I was driving around the other day, trying to find a use for all the cranial capacity that goes un-utilized in my day to day life, and I started to wonder if there was some way to quantify some of my wholly unscientific views about Hollywood. Specifically, why some directors it seems can do no wrong, while others specialize almost exclusively in churning out multi-million-dollar pieces of shit. (One could also question why shitty directors keep getting work, but that way lies madness.) Fortunately, we now possess an unambiguous and statistically reliable means of quantifying how good movies are.

directors

To give everyone budget parity, only movies released since 1990 are included, and to ensure good statistics (and keep Spike Lee’s dataset from being massive) only movies with more than 10,000 IMDb ratings are included.

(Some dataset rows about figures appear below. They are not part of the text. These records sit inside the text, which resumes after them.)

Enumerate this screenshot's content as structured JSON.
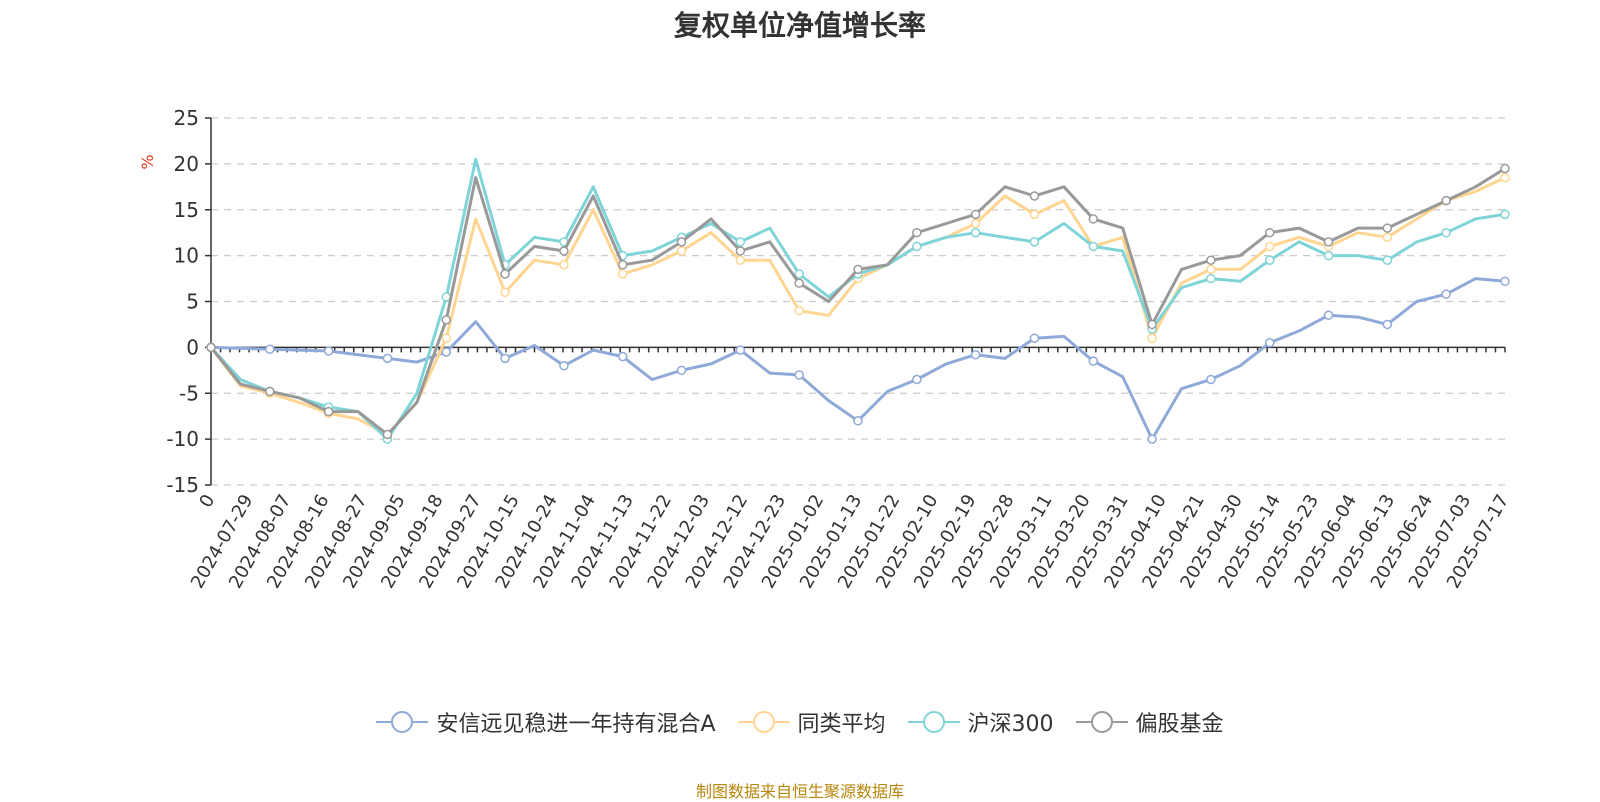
{
  "chart_data": {
    "type": "line",
    "title": "复权单位净值增长率",
    "ylabel": "%",
    "ylim": [
      -15,
      25
    ],
    "yticks": [
      -15,
      -10,
      -5,
      0,
      5,
      10,
      15,
      20,
      25
    ],
    "xticks": [
      "0",
      "2024-07-29",
      "2024-08-07",
      "2024-08-16",
      "2024-08-27",
      "2024-09-05",
      "2024-09-18",
      "2024-09-27",
      "2024-10-15",
      "2024-10-24",
      "2024-11-04",
      "2024-11-13",
      "2024-11-22",
      "2024-12-03",
      "2024-12-12",
      "2024-12-23",
      "2025-01-02",
      "2025-01-13",
      "2025-01-22",
      "2025-02-10",
      "2025-02-19",
      "2025-02-28",
      "2025-03-11",
      "2025-03-20",
      "2025-03-31",
      "2025-04-10",
      "2025-04-21",
      "2025-04-30",
      "2025-05-14",
      "2025-05-23",
      "2025-06-04",
      "2025-06-13",
      "2025-06-24",
      "2025-07-03",
      "2025-07-17"
    ],
    "grid": true,
    "legend_position": "bottom",
    "series": [
      {
        "name": "安信远见稳进一年持有混合A",
        "color": "#8fa9d8",
        "values": [
          0,
          -0.1,
          -0.2,
          -0.3,
          -0.4,
          -0.8,
          -1.2,
          -1.6,
          -0.5,
          2.8,
          -1.2,
          0.2,
          -2.0,
          -0.3,
          -1.0,
          -3.5,
          -2.5,
          -1.8,
          -0.3,
          -2.8,
          -3.0,
          -5.8,
          -8.0,
          -4.8,
          -3.5,
          -1.8,
          -0.8,
          -1.2,
          1.0,
          1.2,
          -1.5,
          -3.2,
          -10.0,
          -4.5,
          -3.5,
          -2.0,
          0.5,
          1.8,
          3.5,
          3.3,
          2.5,
          5.0,
          5.8,
          7.5,
          7.2
        ]
      },
      {
        "name": "同类平均",
        "color": "#ffd591",
        "values": [
          0,
          -4.2,
          -5.0,
          -6.0,
          -7.2,
          -7.8,
          -9.5,
          -6.0,
          1.0,
          14.0,
          6.0,
          9.5,
          9.0,
          15.0,
          8.0,
          9.0,
          10.5,
          12.5,
          9.5,
          9.5,
          4.0,
          3.5,
          7.5,
          9.0,
          11.0,
          12.0,
          13.5,
          16.5,
          14.5,
          16.0,
          11.0,
          12.0,
          1.0,
          7.0,
          8.5,
          8.5,
          11.0,
          12.0,
          11.0,
          12.5,
          12.0,
          14.0,
          16.0,
          17.0,
          18.5
        ]
      },
      {
        "name": "沪深300",
        "color": "#7fd4d8",
        "values": [
          0,
          -3.5,
          -4.8,
          -5.5,
          -6.5,
          -7.0,
          -10.0,
          -5.0,
          5.5,
          20.5,
          9.0,
          12.0,
          11.5,
          17.5,
          10.0,
          10.5,
          12.0,
          13.5,
          11.5,
          13.0,
          8.0,
          5.5,
          8.0,
          9.0,
          11.0,
          12.0,
          12.5,
          12.0,
          11.5,
          13.5,
          11.0,
          10.5,
          2.0,
          6.5,
          7.5,
          7.2,
          9.5,
          11.5,
          10.0,
          10.0,
          9.5,
          11.5,
          12.5,
          14.0,
          14.5
        ]
      },
      {
        "name": "偏股基金",
        "color": "#999999",
        "values": [
          0,
          -4.0,
          -4.8,
          -5.5,
          -7.0,
          -7.0,
          -9.5,
          -6.0,
          3.0,
          18.5,
          8.0,
          11.0,
          10.5,
          16.5,
          9.0,
          9.5,
          11.5,
          14.0,
          10.5,
          11.5,
          7.0,
          5.0,
          8.5,
          9.0,
          12.5,
          13.5,
          14.5,
          17.5,
          16.5,
          17.5,
          14.0,
          13.0,
          2.5,
          8.5,
          9.5,
          10.0,
          12.5,
          13.0,
          11.5,
          13.0,
          13.0,
          14.5,
          16.0,
          17.5,
          19.5
        ]
      }
    ]
  },
  "source_text": "制图数据来自恒生聚源数据库",
  "source_color": "#b8860b"
}
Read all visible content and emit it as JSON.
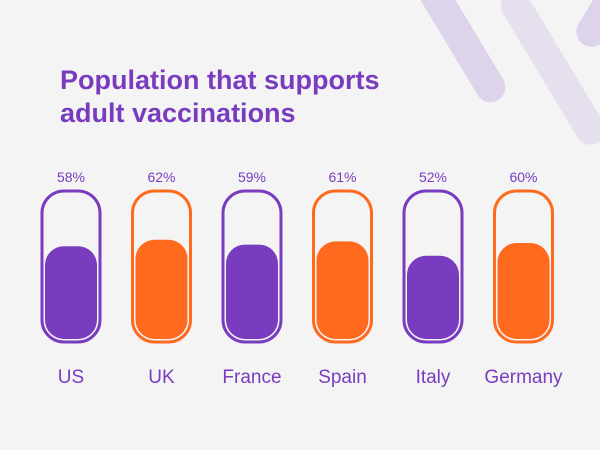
{
  "chart_data": {
    "type": "bar",
    "title": "Population that supports adult vaccinations",
    "title_lines": [
      "Population that supports",
      "adult vaccinations"
    ],
    "categories": [
      "US",
      "UK",
      "France",
      "Spain",
      "Italy",
      "Germany"
    ],
    "values": [
      58,
      62,
      59,
      61,
      52,
      60
    ],
    "value_labels": [
      "58%",
      "62%",
      "59%",
      "61%",
      "52%",
      "60%"
    ],
    "unit": "%",
    "ylim": [
      0,
      100
    ],
    "xlabel": "",
    "ylabel": "",
    "grid": false,
    "colors": [
      "#7a3cbf",
      "#ff6a1f",
      "#7a3cbf",
      "#ff6a1f",
      "#7a3cbf",
      "#ff6a1f"
    ],
    "label_color": "#7a3cbf"
  }
}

I realize this is a bit of trainwreck, but if you study it for a moment some interesting trends actually become apparent. For starters, only two directors’ lines have positive slopes, and Fincher’s is essentially flat. Wes Anderson, however, could apparently direct the greatest movie ever made, given $345 million. Contrast that with Kevin Smith, who could helm the worst movie in history for a mere $142 million.

Another point worth noting is that the y-intercepts of the trend lines actually bracket a fairly narrow range, from 6.92 (Michael Bay) to 8.28 (Quentin Tarantino). And these two directors bring me to my last observation, and maybe a bit of insight into what’s wrong with Hollywood. Their curve fits exhibit what I would imagine to be the typical Hollywood trend of higher budgets corresponding to lower overall quality, although their slopes aren’t nearly as steep as some of the bigger names (Spielberg and Lee). In fact, if you disregard the nauseating outlier that is Pearl Harbor, they both trend within their own fairly narrow “quality bands” of a little over a point each, although of course there’s no overlap. Michael Bay’s best is rated lower than Tarantino’s worst. And yet the most a studio has ever thrown at Tarantino is $70 million. Michael Bay has only headed up one movie under that mark.

So, why does Hollywood reward mediocrity? I don’t know. Does Hollywood reward mediocrity? You bet your ass.